Read with persistence enabled, so progress is saved across restarts:

table = pw.io.rabbitmq.read(
    "rabbitmq-stream://guest:guest@localhost:5552",
    "events",
    format="json",
    schema=InputSchema,
    name="my-rabbitmq-source",
)
# Then run with persistence:
# pw.run(persistence_config=pw.persistence.Config(
#     pw.persistence.Backend.filesystem("./PStorage")
# ))

Read with metadata column:

table = pw.io.rabbitmq.read(
    "rabbitmq-stream://guest:guest@localhost:5552",
    "events",
    with_metadata=True,
)

write(table, uri, stream_name, *, format='json', value=None, headers=None, name=None, sort_by=None, tls_settings=None)

sourceWrites data into the specified RabbitMQ stream.

The produced messages consist of the payload, corresponding to the values of the table that are serialized according to the chosen format. Two AMQP 1.0 application properties are always added: pathway_time (processing time) and pathway_diff (either 1 or -1). If headers parameter is used, additional properties can be added to the message.

There are several serialization formats supported: "json", "plaintext" and "raw".
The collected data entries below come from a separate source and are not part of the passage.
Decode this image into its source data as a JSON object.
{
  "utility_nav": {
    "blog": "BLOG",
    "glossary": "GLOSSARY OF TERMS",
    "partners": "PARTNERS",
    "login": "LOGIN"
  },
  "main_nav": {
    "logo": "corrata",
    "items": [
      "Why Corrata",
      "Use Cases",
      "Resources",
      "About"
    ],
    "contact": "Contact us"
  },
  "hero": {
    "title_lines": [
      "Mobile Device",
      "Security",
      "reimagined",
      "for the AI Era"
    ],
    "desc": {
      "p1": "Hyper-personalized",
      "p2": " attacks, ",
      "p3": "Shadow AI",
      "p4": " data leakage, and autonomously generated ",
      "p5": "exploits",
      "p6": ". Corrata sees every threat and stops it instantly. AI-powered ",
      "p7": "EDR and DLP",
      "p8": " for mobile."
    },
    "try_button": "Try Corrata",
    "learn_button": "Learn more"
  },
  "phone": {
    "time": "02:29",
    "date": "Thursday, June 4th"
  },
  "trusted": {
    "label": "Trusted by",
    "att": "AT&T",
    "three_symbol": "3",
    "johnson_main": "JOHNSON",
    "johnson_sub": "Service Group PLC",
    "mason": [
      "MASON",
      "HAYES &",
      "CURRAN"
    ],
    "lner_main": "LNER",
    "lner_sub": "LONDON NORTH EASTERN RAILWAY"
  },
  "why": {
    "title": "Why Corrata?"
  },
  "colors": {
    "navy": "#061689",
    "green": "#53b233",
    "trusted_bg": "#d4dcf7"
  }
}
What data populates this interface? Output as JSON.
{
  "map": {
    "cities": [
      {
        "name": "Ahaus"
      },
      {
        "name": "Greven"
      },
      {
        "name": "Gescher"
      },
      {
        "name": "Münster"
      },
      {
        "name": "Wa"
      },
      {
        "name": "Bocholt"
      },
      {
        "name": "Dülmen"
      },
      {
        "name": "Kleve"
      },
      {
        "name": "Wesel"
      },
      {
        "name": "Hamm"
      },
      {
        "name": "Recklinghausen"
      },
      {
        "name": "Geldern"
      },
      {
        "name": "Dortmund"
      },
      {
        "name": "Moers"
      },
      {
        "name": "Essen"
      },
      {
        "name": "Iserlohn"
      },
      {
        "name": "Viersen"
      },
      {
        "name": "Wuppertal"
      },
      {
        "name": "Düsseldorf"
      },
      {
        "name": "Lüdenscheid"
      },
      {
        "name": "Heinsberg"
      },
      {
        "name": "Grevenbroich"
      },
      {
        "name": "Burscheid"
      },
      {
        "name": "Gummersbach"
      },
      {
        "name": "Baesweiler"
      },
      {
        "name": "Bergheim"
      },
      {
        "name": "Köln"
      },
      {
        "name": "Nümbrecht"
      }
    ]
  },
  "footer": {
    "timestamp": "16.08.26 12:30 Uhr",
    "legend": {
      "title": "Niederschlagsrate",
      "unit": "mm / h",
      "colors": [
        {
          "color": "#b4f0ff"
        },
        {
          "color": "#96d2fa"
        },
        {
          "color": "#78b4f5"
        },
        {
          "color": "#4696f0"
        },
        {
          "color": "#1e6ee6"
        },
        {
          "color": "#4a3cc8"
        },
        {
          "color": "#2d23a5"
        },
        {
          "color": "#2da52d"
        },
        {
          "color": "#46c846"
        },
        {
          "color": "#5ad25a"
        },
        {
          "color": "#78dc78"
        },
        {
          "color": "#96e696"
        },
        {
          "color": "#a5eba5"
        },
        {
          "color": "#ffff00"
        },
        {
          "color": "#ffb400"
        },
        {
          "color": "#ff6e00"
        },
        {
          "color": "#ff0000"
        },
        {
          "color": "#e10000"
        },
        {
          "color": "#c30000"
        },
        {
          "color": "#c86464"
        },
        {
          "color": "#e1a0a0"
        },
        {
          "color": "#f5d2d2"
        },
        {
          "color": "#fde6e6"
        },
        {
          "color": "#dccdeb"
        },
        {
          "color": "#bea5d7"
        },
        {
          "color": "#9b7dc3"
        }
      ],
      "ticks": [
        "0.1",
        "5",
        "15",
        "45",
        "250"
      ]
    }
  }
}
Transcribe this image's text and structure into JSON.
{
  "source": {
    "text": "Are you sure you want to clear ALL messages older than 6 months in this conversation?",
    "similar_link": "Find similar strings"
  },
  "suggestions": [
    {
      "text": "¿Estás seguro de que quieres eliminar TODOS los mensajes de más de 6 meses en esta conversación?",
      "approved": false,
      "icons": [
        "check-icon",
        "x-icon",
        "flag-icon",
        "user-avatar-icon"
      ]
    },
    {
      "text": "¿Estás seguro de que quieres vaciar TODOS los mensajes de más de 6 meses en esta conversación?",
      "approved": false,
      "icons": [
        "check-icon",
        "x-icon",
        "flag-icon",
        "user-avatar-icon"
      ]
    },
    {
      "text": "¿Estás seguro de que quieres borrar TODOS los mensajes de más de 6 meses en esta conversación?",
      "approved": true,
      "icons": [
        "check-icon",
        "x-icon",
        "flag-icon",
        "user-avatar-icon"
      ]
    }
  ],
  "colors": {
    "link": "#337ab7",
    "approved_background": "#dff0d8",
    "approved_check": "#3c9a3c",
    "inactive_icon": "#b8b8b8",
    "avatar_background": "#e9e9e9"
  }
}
If the selected format is either "plaintext" or "raw", you also need to specify which column of the table corresponds to the payload of the produced message. It can be done by providing the value parameter.

Parameters
- table (Table) – The table for output.
- uri (str) – The URI of the RabbitMQ server with Streams enabled, e.g. "rabbitmq-stream://guest:guest@localhost:5552".
- stream_name (str | ColumnReference) – The RabbitMQ stream where data will be written. The stream must already exist on the server. Can be a column reference for dynamic routing — each row will be written to the stream named by that column’s value. All target streams must be pre-created.
- format (Literal['json', 'plaintext', 'raw']) – Format in which the data is put into RabbitMQ. Currently "json", "plaintext" and "raw" are supported.
- value (ColumnReference | None) – Reference to the column that should be used as a payload in the produced message in "plaintext" or "raw" format.
- headers (Optional[Iterable[ColumnReference]]) – References to the table fields that must be provided as AMQP 1.0 application properties (analogous to Kafka headers). Values are serialized as AMQP strings using their JSON representation, following the same encoding as pw.io.jsonlines.write() (e.g. 42 for an int, ""hello"" for a string, null for None, base64-encoded string for bytes). RabbitMQ Streams does not reliably confirm messages with non-string application property values, so all types are JSON-encoded. On the reader side, header values are available in _metadata.application_properties (when with_metadata=True).
- name (str | None) – A unique name for the connector. If provided, this name will be used in logs and monitoring dashboards.
- sort_by (Optional[Iterable[ColumnReference]]) – If specified, the output will be sorted in ascending order based on the values of the given columns within each minibatch.
- tls_settings (TLSSettings | None) – TLS connection settings. Use TLSSettings to configure root certificates, client certificates, and verification mode.

Examples:

Consider a RabbitMQ server with Streams enabled running locally on port 5552. First, create a Pathway Live Data Framework table:

import pathway as pw
table = pw.debug.table_from_markdown('''
age | owner | pet
10  | Alice | dog
9   | Bob   | cat
8   | Alice | cat
''')

Write the table in JSON format. Each row is serialized as a JSON object:

pw.io.rabbitmq.write(
    table,
    "rabbitmq-stream://guest:guest@localhost:5552",
    "events",
    format="json",
)

Use the "plaintext" format to send a single column as the message payload. When the table has more than one column, you must specify which column to use via the value parameter. Additional columns can be forwarded as AMQP application properties using the headers parameter:

pw.io.rabbitmq.write(
    table,
    "rabbitmq-stream://guest:guest@localhost:5552",
    "events",
    format="plaintext",
    value=table.owner,
    headers=[table.age, table.pet],
)

Write each row to a different stream based on a column value (dynamic topics). All target streams must already exist on the server:

table_with_targets = pw.debug.table_from_markdown('''
value | target_stream
hello | stream-a
world | stream-b
''')
pw.io.rabbitmq.write(
    table_with_targets,
    "rabbitmq-stream://guest:guest@localhost:5552",
    table_with_targets.target_stream,
    format="json",
)